While Sophie eats a packet of cheese and onion crisps while springing up and down in one corner of a room, Leah takes great pleasure examining tiny pieces of her puzzle while nerdishly documenting the miniature scenes within; two people smiling in a red vehicle.  It could be a bus, but no one smiles that much on a bus, so it must be private transport.  And here’s a goat, or is it a cat?  It’s all so innocent and the two are obviously coexisting harmoniously and without any tension.

But what do people do? They start to entrench and begin to criticise the other’s point of view, beginning when Leah tries to persuade Sophie that what she is doing is not normal. It must stop. Sophie must get off the trampoline.  But Sophie can’t, or won’t and doesn’t understand why she must.

In just over an hour observations of addiction or of relationship breakdown or even a deeper allegory of man’s inability to understand his fellow man are explored.

The constant physicality and simplicity of the setting, along with the carefully limited amount of dialogue including use of repetition allow the performers to delve deep into their own psyche and ask the audience increasingly difficult questions.  Why should we care about others; about natural and unnatural disasters and whether someone else is either going bald or had an interesting dream?

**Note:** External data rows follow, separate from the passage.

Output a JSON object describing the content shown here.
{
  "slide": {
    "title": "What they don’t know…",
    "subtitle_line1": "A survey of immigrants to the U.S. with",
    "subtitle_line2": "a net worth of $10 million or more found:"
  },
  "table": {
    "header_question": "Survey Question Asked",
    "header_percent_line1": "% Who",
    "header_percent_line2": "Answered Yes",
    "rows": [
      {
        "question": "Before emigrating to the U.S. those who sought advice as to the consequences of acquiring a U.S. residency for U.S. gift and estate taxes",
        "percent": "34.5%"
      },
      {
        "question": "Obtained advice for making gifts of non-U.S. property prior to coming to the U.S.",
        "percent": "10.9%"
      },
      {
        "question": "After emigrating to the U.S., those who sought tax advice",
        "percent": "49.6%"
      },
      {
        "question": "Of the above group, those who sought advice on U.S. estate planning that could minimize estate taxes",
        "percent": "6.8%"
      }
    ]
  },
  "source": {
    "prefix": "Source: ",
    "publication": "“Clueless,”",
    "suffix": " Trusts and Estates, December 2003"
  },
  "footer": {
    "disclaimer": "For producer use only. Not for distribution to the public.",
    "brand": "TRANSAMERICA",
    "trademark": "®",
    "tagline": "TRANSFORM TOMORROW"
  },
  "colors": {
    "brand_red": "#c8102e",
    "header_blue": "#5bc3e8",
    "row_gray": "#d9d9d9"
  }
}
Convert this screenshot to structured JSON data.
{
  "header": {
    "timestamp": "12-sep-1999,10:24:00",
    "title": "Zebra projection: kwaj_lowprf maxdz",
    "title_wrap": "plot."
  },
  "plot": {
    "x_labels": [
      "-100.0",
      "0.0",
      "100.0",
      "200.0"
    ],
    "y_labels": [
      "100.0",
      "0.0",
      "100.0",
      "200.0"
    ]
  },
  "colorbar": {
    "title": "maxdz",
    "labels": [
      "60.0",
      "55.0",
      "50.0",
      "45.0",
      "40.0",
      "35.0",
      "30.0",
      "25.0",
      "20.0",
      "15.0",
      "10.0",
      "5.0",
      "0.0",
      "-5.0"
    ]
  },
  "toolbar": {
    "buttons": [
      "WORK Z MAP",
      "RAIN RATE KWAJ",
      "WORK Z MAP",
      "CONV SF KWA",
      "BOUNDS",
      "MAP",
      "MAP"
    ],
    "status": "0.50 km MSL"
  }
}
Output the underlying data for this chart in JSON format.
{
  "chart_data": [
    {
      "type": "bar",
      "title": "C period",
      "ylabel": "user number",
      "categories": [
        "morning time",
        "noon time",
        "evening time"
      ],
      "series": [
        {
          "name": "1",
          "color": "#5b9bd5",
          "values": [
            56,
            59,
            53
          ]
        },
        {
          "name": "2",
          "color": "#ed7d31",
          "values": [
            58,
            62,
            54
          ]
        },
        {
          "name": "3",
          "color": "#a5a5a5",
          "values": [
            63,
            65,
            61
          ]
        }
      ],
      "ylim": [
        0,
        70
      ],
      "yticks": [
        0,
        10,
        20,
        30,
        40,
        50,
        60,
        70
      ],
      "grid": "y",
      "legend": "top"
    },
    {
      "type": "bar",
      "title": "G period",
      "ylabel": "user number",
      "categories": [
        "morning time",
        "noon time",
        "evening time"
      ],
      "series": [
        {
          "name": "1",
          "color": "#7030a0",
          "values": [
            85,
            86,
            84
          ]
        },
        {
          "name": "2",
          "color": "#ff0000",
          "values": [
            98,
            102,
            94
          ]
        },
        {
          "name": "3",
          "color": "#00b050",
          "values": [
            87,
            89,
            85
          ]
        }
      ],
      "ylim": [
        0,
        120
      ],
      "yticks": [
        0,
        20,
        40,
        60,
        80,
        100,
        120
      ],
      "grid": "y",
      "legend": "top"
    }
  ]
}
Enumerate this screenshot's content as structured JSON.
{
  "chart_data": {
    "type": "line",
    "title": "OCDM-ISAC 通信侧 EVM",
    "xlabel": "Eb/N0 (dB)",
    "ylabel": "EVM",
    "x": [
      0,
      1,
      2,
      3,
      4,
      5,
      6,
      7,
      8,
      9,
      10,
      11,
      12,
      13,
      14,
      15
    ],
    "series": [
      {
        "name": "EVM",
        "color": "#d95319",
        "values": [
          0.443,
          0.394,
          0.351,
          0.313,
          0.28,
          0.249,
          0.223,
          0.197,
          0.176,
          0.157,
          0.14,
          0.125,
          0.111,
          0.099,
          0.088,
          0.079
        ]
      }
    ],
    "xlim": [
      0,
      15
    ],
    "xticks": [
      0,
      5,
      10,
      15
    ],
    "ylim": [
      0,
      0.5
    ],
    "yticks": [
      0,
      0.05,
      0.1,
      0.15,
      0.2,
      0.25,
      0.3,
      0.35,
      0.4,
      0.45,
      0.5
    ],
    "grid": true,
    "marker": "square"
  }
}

There are many moments of laugh aloud comedy, not least when things get overtly physical as Leah forces Sophie to drink a glass of water while still bouncing.  The interaction between the two veers between the enjoyment that they get from performing an obviously well-loved dance routine to an all-out antagonistic wrestling match.

Jaz Woodcock-Stewart directs with neat precision, while the unseen ‘Rachel’ cues up music or lighting changes to alter the mood when called upon by the actors. Sophie even gets off the trampoline every now and harmony is restored, but only fleetingly.

Whether the piece is about relationship decline, mental illness or even, God forbid, as allegory for Brexit, the play forces the audience to laugh at the irrational amid the mundane.

Lands is a well-balanced, original and timely reminder that life’s ebb and flow is always a riddle.